More on the Michigan Research
We’ve posted on it before, but this particular research is exciting because it offers a possible avenue for treatment.
Susan Shore, the senior author of the paper, explains that her team has confirmed that a process called stimulus-timing dependent multisensory plasticity is altered in animals with tinnitus – and that this plasticity is “exquisitely sensitive” to the timing of signals coming in to a key area of the brain.
That area, called the dorsal cochlear nucleus, is the first station for signals arriving in the brain from the ear via the auditory nerve.
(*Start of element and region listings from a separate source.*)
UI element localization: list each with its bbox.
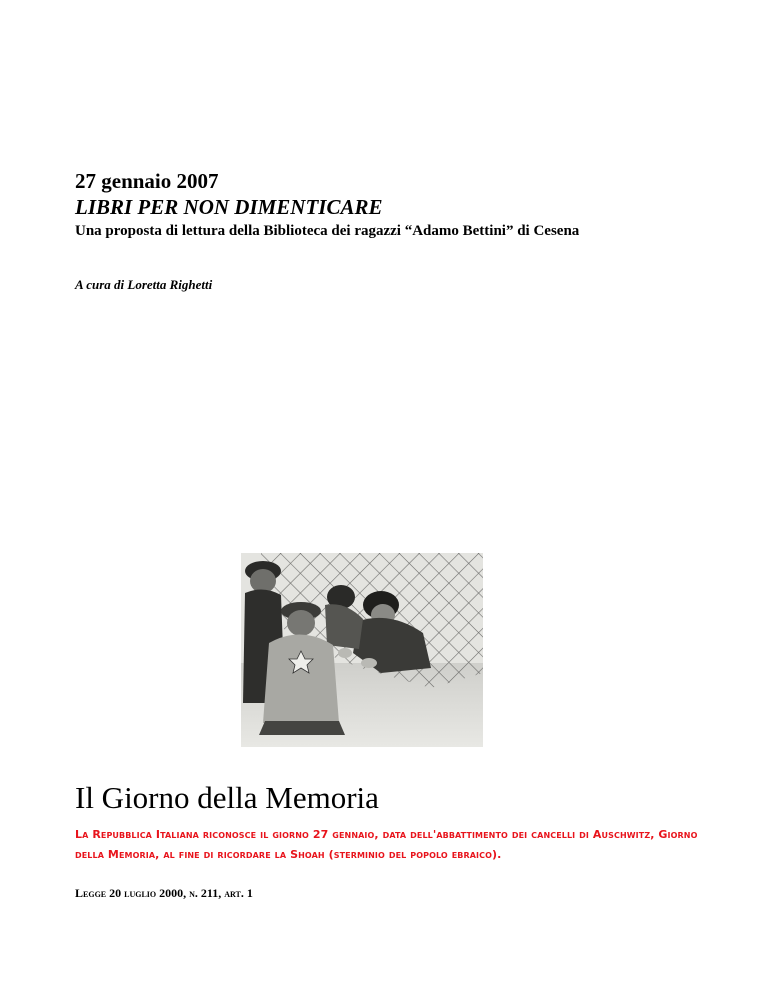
document-title: LIBRI PER NON DIMENTICARE — [75, 195, 383, 219]
document-date: 27 gennaio 2007 — [75, 169, 219, 193]
section-heading: Il Giorno della Memoria — [75, 780, 379, 815]
curator-credit: A cura di Loretta Righetti — [75, 277, 213, 292]
historical-photo-image — [241, 553, 483, 747]
historical-photo — [241, 553, 483, 747]
law-citation: Legge 20 luglio 2000, n. 211, art. 1 — [75, 886, 253, 900]
law-quote: La Repubblica Italiana riconosce il giorno 27 gennaio, data dell'abbattimento dei cancelli di Auschwitz, Giorno della Memoria, al fine di ricordare la Shoah (sterminio del popolo ebraico). — [75, 828, 698, 861]
document-subtitle: Una proposta di lettura della Biblioteca dei ragazzi “Adamo Bettini” di Cesena — [75, 223, 580, 239]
But it’s also a center where “multitasking” neurons integrate other sensory signals, such as touch, together with the hearing information.
Shore, who leads a lab in U-M’s Kresge Hearing Research Institute, is a professor of Otolaryngology and Molecular and Integrative Physiology at the U-M Medical School, and also professor of Biomedical Engineering, which spans the Medical School and College of Engineering.
She explains that in tinnitus, some of the input to the brain from the ear’s cochlea is reduced, while signals from the somatosensory nerves of the face and neck, related to touch, are excessively amplified.
“It’s as if the signals are compensating for the lost auditory input, but they overcompensate and end up making everything noisy,” says Shore.
With this theoretical underpinning, the team is already working on developing a device that could be used to treat tinnitus.
What I find promising about this approach is that it’s centred in a physiological understanding of tinnitus – a targeted approach that’s built on a detailed understanding of how the brain’s physiology goes wrong. While a medical implant isn’t ideal, it’s definitely a huge step forward (provided that subsequent trials show that it has efficacy, which of course is a huge IF at this point).
Keep your heads up – science is making real progress.